In altri termini, perché non chiediamo solidarietà fiscale ai ricchi della Baviera, della Catalogna o della provincia di Amsterdam e, invece, la pretendiamo dai ricchi del Veneto, della Lombardia e dell’Emilia Romagna? La risposta è semplice: perché non esiste un legame transnazionale che “fa” popolo. Non esiste, ahimè, il demos europeo (da qui, l’inconsistenza storico-politica della prospettiva di ‘riforma dei Trattati Europei’ o degli ‘Stati Uniti d’Europa’ enunciata dalle sinistre riformiste e radicali, da Calenda a Varoufakis). Il legame comunitario di Nazione, impasto di Storia, cultura, lingua e pietre è fondativo, condizione necessaria, del programma costituzionale.

Veniamo alle cause strutturali dell’offensiva secessionista. Perché avviene ora? Perché ora che la Lega si auto-rappresenta e viene nel voto riconosciuta come Lega Nazionale? Anche qui la risposta è semplice: perché vincolo interno (alla redistribuzione fiscale prevista dalla Costituzione) e vincolo esterno (i Trattati europei, il mercato e la moneta unica, in primis) sono interdipendenti.

Perché anche i territori più forti sono in sempre più acuta difficoltà in un mercato unico europeo e con una moneta unica al servizio dell’estremismo mercantilista made in Germany, ora giustamente e inevitabilmente osteggiato dal protezionismo del presidente Trump. Sarebbe sufficiente guardare la sempre più ampia divaricazione, nell’ultimo quarto di secolo, del costo del lavoro per unità di prodotto di Italia e Germania per comprendere la domanda rabbiosa di alleggerimento fiscale e contributivo delle imprese del Lombardo-Veneto.
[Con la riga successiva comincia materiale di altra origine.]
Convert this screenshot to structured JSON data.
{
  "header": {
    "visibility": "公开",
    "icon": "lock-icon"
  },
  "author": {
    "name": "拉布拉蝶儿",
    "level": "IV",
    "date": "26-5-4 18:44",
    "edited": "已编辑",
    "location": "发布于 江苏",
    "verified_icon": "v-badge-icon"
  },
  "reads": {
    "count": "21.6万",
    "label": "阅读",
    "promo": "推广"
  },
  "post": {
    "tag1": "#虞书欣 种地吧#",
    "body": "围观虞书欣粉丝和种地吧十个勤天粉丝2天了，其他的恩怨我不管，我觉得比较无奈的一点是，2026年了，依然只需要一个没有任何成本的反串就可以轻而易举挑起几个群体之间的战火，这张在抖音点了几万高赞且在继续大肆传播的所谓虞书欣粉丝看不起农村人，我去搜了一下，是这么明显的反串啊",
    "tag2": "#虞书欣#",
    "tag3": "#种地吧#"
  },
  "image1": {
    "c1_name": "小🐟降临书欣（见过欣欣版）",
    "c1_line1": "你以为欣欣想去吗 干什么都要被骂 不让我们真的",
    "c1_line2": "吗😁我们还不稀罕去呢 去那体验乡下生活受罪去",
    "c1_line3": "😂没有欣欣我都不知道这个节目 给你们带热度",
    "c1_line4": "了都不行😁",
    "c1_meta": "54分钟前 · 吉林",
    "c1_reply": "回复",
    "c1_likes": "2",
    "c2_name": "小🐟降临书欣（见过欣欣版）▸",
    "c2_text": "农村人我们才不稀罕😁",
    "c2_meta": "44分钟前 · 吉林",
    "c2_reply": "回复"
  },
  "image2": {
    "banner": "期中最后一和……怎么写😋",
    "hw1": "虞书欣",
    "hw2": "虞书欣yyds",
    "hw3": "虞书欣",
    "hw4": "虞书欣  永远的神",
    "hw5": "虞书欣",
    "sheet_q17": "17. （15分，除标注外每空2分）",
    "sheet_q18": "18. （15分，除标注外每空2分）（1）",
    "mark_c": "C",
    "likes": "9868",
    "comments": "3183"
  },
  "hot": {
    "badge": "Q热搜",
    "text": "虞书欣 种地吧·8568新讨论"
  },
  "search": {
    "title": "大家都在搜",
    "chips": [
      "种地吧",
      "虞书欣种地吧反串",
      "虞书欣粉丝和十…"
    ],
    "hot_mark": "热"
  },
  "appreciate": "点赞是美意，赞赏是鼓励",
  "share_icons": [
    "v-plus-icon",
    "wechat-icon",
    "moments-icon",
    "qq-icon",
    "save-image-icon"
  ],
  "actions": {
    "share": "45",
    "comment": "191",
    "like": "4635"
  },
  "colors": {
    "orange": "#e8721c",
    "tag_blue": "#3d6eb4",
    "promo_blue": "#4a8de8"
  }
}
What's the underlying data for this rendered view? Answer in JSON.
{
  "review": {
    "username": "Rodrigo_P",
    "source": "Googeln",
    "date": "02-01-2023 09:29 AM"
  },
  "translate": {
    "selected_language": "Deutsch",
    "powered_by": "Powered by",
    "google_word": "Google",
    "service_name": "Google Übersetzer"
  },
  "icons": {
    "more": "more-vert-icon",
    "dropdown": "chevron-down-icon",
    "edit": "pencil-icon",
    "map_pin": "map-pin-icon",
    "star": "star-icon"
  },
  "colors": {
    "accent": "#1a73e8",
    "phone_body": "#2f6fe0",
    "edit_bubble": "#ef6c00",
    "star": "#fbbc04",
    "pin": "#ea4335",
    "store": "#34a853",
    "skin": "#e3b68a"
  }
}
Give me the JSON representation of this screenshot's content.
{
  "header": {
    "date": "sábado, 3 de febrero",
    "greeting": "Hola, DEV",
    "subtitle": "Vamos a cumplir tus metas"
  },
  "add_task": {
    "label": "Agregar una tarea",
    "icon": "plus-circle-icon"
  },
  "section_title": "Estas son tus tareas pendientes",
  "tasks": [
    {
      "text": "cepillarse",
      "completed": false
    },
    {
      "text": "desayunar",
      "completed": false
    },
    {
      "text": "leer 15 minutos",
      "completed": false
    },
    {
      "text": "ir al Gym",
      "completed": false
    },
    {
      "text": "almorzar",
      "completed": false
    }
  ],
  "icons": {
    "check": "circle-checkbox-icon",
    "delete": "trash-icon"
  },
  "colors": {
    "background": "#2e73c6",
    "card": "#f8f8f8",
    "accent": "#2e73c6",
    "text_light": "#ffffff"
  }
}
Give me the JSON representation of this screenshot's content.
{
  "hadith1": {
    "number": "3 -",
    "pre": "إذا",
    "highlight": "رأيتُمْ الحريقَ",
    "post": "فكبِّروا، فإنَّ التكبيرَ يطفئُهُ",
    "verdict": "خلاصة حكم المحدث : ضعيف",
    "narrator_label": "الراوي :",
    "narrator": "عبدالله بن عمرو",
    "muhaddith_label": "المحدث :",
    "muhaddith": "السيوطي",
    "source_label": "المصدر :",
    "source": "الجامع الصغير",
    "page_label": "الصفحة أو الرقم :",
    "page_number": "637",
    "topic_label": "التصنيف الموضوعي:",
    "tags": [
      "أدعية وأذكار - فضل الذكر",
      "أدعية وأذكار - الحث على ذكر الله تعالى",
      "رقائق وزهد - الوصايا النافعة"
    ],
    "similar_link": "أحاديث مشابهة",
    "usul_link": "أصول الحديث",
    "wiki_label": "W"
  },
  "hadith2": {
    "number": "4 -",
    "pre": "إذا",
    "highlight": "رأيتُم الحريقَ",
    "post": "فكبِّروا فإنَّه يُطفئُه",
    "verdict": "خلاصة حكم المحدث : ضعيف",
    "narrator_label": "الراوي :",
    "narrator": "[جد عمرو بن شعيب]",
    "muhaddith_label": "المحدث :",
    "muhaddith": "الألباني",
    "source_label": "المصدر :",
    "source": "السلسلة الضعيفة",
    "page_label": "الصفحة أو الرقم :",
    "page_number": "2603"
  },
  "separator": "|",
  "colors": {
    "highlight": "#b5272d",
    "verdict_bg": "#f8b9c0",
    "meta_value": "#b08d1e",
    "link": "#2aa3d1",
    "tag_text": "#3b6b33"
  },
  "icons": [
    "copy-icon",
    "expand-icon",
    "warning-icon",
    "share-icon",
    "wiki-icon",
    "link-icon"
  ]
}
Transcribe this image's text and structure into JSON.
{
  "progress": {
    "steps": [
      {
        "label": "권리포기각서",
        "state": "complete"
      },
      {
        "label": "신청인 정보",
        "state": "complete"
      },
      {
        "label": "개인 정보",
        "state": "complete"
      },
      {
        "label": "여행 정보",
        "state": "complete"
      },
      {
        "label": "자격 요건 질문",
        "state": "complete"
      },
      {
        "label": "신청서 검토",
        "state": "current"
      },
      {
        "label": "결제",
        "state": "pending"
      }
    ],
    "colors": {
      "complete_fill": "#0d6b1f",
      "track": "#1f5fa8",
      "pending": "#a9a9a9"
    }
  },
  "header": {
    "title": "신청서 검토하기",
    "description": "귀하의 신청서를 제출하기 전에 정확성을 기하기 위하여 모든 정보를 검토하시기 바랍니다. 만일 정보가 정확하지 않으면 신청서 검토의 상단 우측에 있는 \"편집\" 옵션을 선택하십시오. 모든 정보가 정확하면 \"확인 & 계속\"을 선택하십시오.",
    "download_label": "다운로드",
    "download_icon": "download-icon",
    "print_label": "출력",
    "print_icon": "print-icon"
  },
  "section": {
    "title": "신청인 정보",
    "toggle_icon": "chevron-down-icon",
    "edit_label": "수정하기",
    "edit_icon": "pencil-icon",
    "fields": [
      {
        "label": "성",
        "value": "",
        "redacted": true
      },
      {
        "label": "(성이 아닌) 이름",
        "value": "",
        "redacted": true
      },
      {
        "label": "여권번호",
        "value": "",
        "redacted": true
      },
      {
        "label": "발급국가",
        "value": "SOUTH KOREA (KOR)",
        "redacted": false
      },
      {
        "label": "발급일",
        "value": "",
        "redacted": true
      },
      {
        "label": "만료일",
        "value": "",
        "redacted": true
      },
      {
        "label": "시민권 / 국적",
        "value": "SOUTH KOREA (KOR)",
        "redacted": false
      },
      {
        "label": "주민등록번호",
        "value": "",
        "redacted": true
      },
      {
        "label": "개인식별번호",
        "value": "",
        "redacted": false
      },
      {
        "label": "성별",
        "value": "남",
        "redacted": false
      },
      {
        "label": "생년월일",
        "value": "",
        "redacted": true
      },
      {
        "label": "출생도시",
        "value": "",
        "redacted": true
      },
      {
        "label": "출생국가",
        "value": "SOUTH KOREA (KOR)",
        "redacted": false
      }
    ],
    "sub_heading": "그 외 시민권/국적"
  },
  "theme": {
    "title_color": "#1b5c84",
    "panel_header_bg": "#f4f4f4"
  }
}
Per le quali, va aggiunto, a differenza di quanto avveniva fino a un paio di decenni fa, il mercato interno offerto dal Mezzogiorno è sempre meno rilevante, data la drammatica caduta di potere d’acquisto lì avvenuta.

Nonostante le sinistre riformiste e cosiddette antagoniste si siano auto-confinate in un impotente, ma gratificante, suprematismo morale e culturale, le scelte politiche risentono anche di interessi materiali. Per sconfiggere il disegno secessionista, è quindi decisivo un movimento tra struttura e sovrastruttura: in primo luogo, rianimare il sentimento di Patria e di comunità nazionale; in secondo luogo, ricordare alle classi dirigenti padane l’utilità di essere Italia unita piuttosto che, sempre più, colonia tedesca; infine, allentare la tensione tra vincolo interno e vincolo esterno, sia attraverso un piano per lo sviluppo del Mezzogiorno, sia mediante le forzature necessarie alla regolazione mercantilista dell’Unione europea e dell’eurozona.

Soltanto così, possiamo “chiamare” il bluff della Lega Nord per l’indipendenza della Padania. Soltanto così, possiamo sfidare nelle loro responsabilità “territoriali” i “portavoce” del M5S. Soltanto così possiamo ritrovare una distintiva funzione storica.